Eliot loves flattened-penny souvenirs

When the ice cream ran its course we got back into Captain Kiwi and started thinking about where to bed down for the night. We were met on the highway with beautiful, thick, grey clouds and serene sloping hills. Everything about the state made us sigh with relief. It was so good to be somewhere so beautiful. When would we have ever come here? What would have brought us out of the comfort zone of Pasadena to say “Let’s go to Vermont”? We were so happy to be where we were, with each other in our little bus, puttering down the highway.

On the Highway

We ended up, that night, at a small state park hidden in the backcountry and accessible by more than a few twists and turns of dirt roads and narrow streets. The first impression was “We will die here, tonight.” It was that kind of a woods. But after meeting the camp hosts and parking and throwing some dinner together we fell into a comfortable peace.  The isolation was cathartic, the silence of the woods, broken but for a gust of wind or pattering of rain, was like a warm blanket over our spirits.  We awoke and were only slightly surprised by the beauty that surrounded us in the dense forest.  Eliot jumped out and played on the wet grass, we ate breakfast and poured ourselves some coffee.

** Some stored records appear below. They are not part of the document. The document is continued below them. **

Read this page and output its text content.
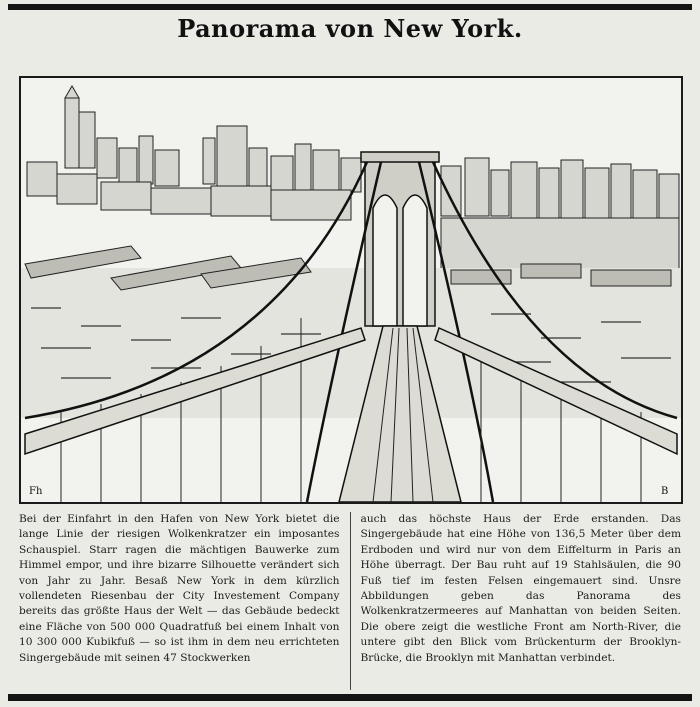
Panorama von New York.
Fh	B
Bei der Einfahrt in den Hafen von New York bietet die lange Linie der riesigen Wolkenkratzer ein imposantes Schauspiel. Starr ragen die mächtigen Bauwerke zum Himmel empor, und ihre bizarre Silhouette verändert sich von Jahr zu Jahr. Besaß New York in dem kürzlich vollendeten Riesenbau der City Investement Company bereits das größte Haus der Welt — das Gebäude bedeckt eine Fläche von 500 000 Quadratfuß bei einem Inhalt von 10 300 000 Kubikfuß — so ist ihm in dem neu errichteten Singergebäude mit seinen 47 Stockwerken
auch das höchste Haus der Erde erstanden. Das Singergebäude hat eine Höhe von 136,5 Meter über dem Erdboden und wird nur von dem Eiffelturm in Paris an Höhe überragt. Der Bau ruht auf 19 Stahlsäulen, die 90 Fuß tief im festen Felsen eingemauert sind. Unsre Abbildungen geben das Panorama des Wolkenkratzermeeres auf Manhattan von beiden Seiten. Die obere zeigt die westliche Front am North-River, die untere gibt den Blick vom Brückenturm der Brooklyn-Brücke, die Brooklyn mit Manhattan verbindet.
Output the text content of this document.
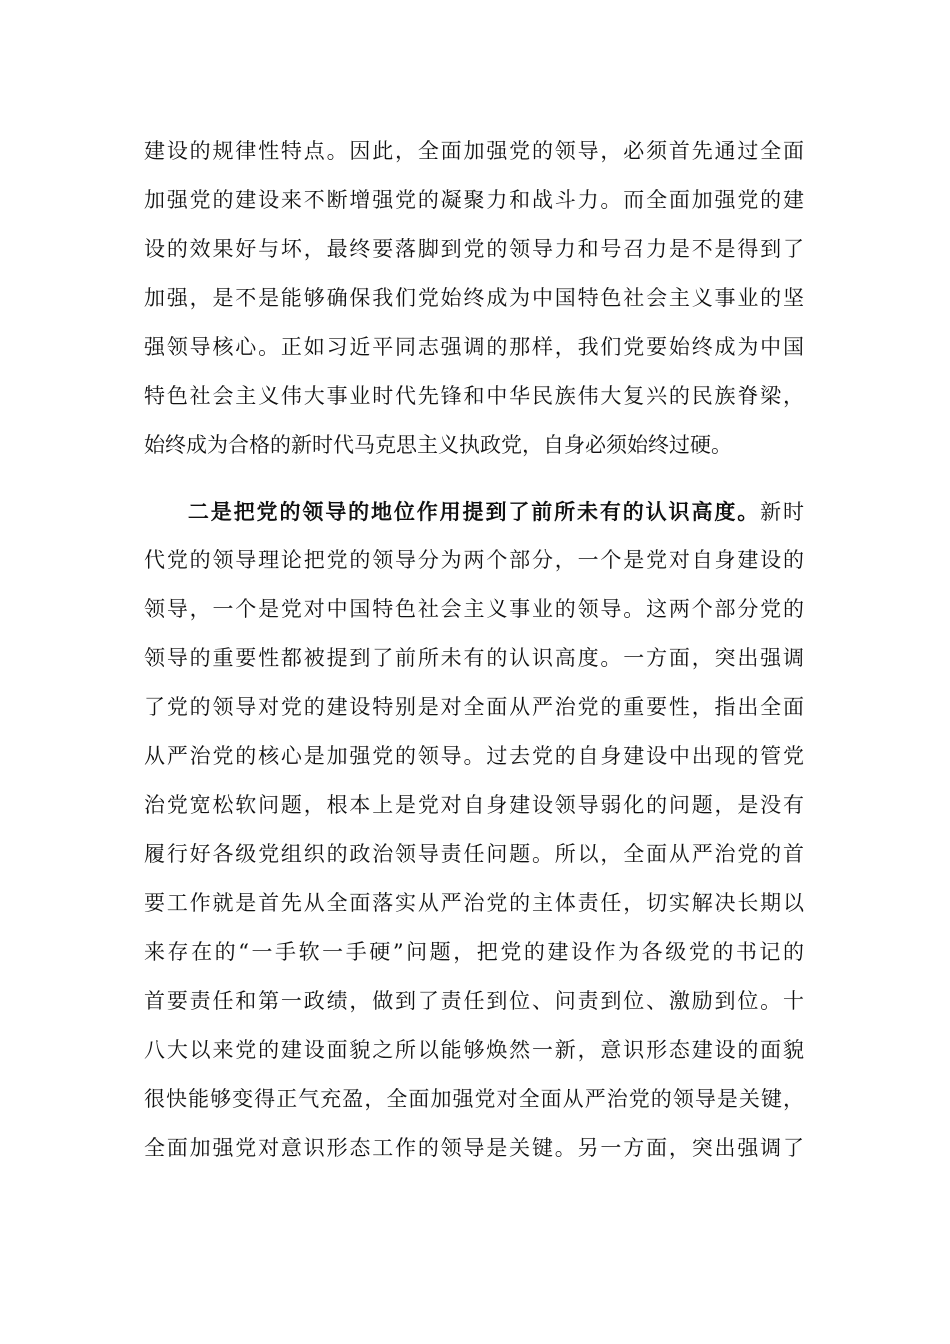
建设的规律性特点。因此，全面加强党的领导，必须首先通过全面
加强党的建设来不断增强党的凝聚力和战斗力。而全面加强党的建
设的效果好与坏，最终要落脚到党的领导力和号召力是不是得到了
加强，是不是能够确保我们党始终成为中国特色社会主义事业的坚
强领导核心。正如习近平同志强调的那样，我们党要始终成为中国
特色社会主义伟大事业时代先锋和中华民族伟大复兴的民族脊梁，
始终成为合格的新时代马克思主义执政党，自身必须始终过硬。
二是把党的领导的地位作用提到了前所未有的认识高度。新时
代党的领导理论把党的领导分为两个部分，一个是党对自身建设的
领导，一个是党对中国特色社会主义事业的领导。这两个部分党的
领导的重要性都被提到了前所未有的认识高度。一方面，突出强调
了党的领导对党的建设特别是对全面从严治党的重要性，指出全面
从严治党的核心是加强党的领导。过去党的自身建设中出现的管党
治党宽松软问题，根本上是党对自身建设领导弱化的问题，是没有
履行好各级党组织的政治领导责任问题。所以，全面从严治党的首
要工作就是首先从全面落实从严治党的主体责任，切实解决长期以
来存在的“一手软一手硬”问题，把党的建设作为各级党的书记的
首要责任和第一政绩，做到了责任到位、问责到位、激励到位。十
八大以来党的建设面貌之所以能够焕然一新，意识形态建设的面貌
很快能够变得正气充盈，全面加强党对全面从严治党的领导是关键，
全面加强党对意识形态工作的领导是关键。另一方面，突出强调了
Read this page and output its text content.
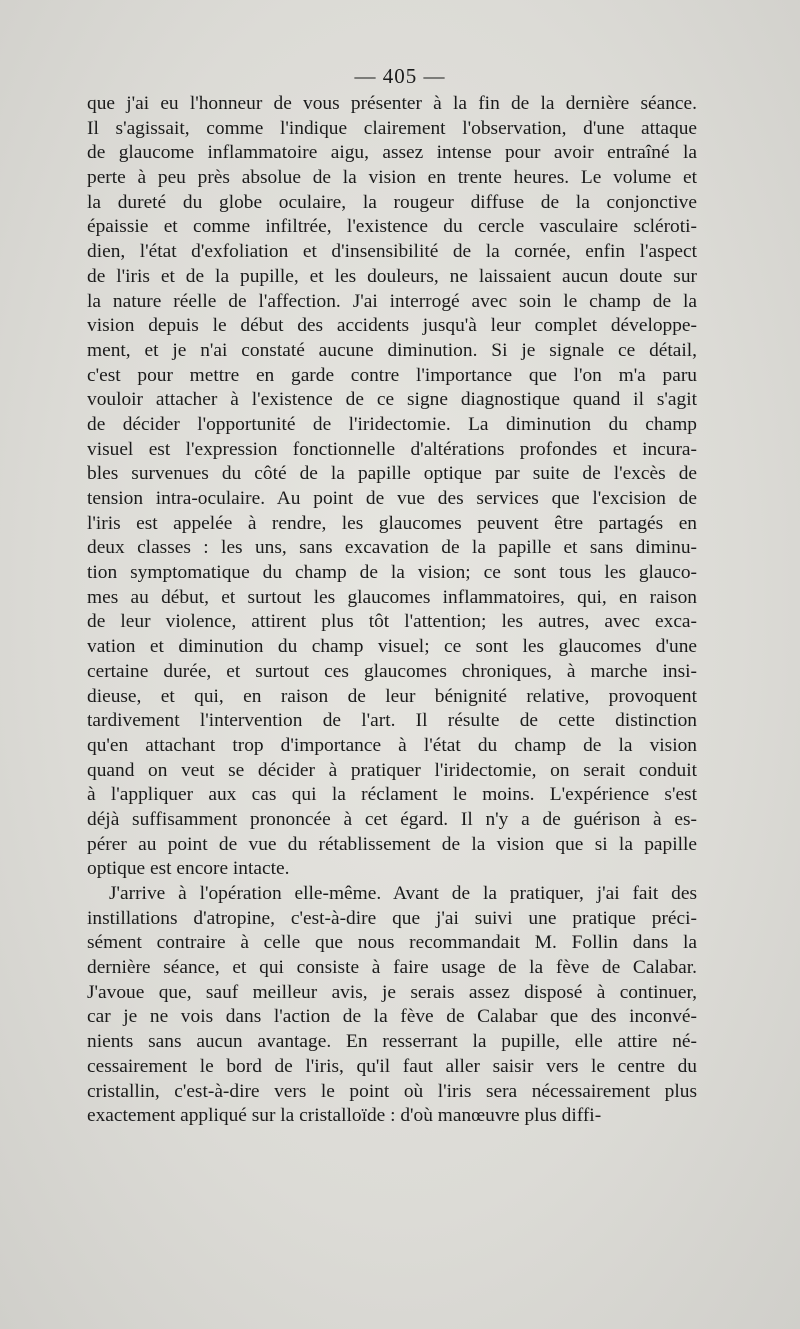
— 405 —
que j'ai eu l'honneur de vous présenter à la fin de la dernière séance.
Il s'agissait, comme l'indique clairement l'observation, d'une attaque
de glaucome inflammatoire aigu, assez intense pour avoir entraîné la
perte à peu près absolue de la vision en trente heures. Le volume et
la dureté du globe oculaire, la rougeur diffuse de la conjonctive
épaissie et comme infiltrée, l'existence du cercle vasculaire scléroti-
dien, l'état d'exfoliation et d'insensibilité de la cornée, enfin l'aspect
de l'iris et de la pupille, et les douleurs, ne laissaient aucun doute sur
la nature réelle de l'affection. J'ai interrogé avec soin le champ de la
vision depuis le début des accidents jusqu'à leur complet développe-
ment, et je n'ai constaté aucune diminution. Si je signale ce détail,
c'est pour mettre en garde contre l'importance que l'on m'a paru
vouloir attacher à l'existence de ce signe diagnostique quand il s'agit
de décider l'opportunité de l'iridectomie. La diminution du champ
visuel est l'expression fonctionnelle d'altérations profondes et incura-
bles survenues du côté de la papille optique par suite de l'excès de
tension intra-oculaire. Au point de vue des services que l'excision de
l'iris est appelée à rendre, les glaucomes peuvent être partagés en
deux classes : les uns, sans excavation de la papille et sans diminu-
tion symptomatique du champ de la vision; ce sont tous les glauco-
mes au début, et surtout les glaucomes inflammatoires, qui, en raison
de leur violence, attirent plus tôt l'attention; les autres, avec exca-
vation et diminution du champ visuel; ce sont les glaucomes d'une
certaine durée, et surtout ces glaucomes chroniques, à marche insi-
dieuse, et qui, en raison de leur bénignité relative, provoquent
tardivement l'intervention de l'art. Il résulte de cette distinction
qu'en attachant trop d'importance à l'état du champ de la vision
quand on veut se décider à pratiquer l'iridectomie, on serait conduit
à l'appliquer aux cas qui la réclament le moins. L'expérience s'est
déjà suffisamment prononcée à cet égard. Il n'y a de guérison à es-
pérer au point de vue du rétablissement de la vision que si la papille
optique est encore intacte.
J'arrive à l'opération elle-même. Avant de la pratiquer, j'ai fait des
instillations d'atropine, c'est-à-dire que j'ai suivi une pratique préci-
sément contraire à celle que nous recommandait M. Follin dans la
dernière séance, et qui consiste à faire usage de la fève de Calabar.
J'avoue que, sauf meilleur avis, je serais assez disposé à continuer,
car je ne vois dans l'action de la fève de Calabar que des inconvé-
nients sans aucun avantage. En resserrant la pupille, elle attire né-
cessairement le bord de l'iris, qu'il faut aller saisir vers le centre du
cristallin, c'est-à-dire vers le point où l'iris sera nécessairement plus
exactement appliqué sur la cristalloïde : d'où manœuvre plus diffi-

Captain Kiwi was packed and prepped. Before we left, though, we went on a short walk, chasing Eliot through a field of open grass, feeling the crisp wet air on our faces. (Not to say we didn’t have moments when Eli was crying and throwing fits, when we were scared a mountain lion would attack us as we came out of the bathroom, or when we tried to reassure ourselves that the bus wouldn’t tip over in the night…but as a whole this is the experience we are left with, what was imprinted on our hearts and what we will remember as having more value.)  The Captain rolled on and we returned to the highway.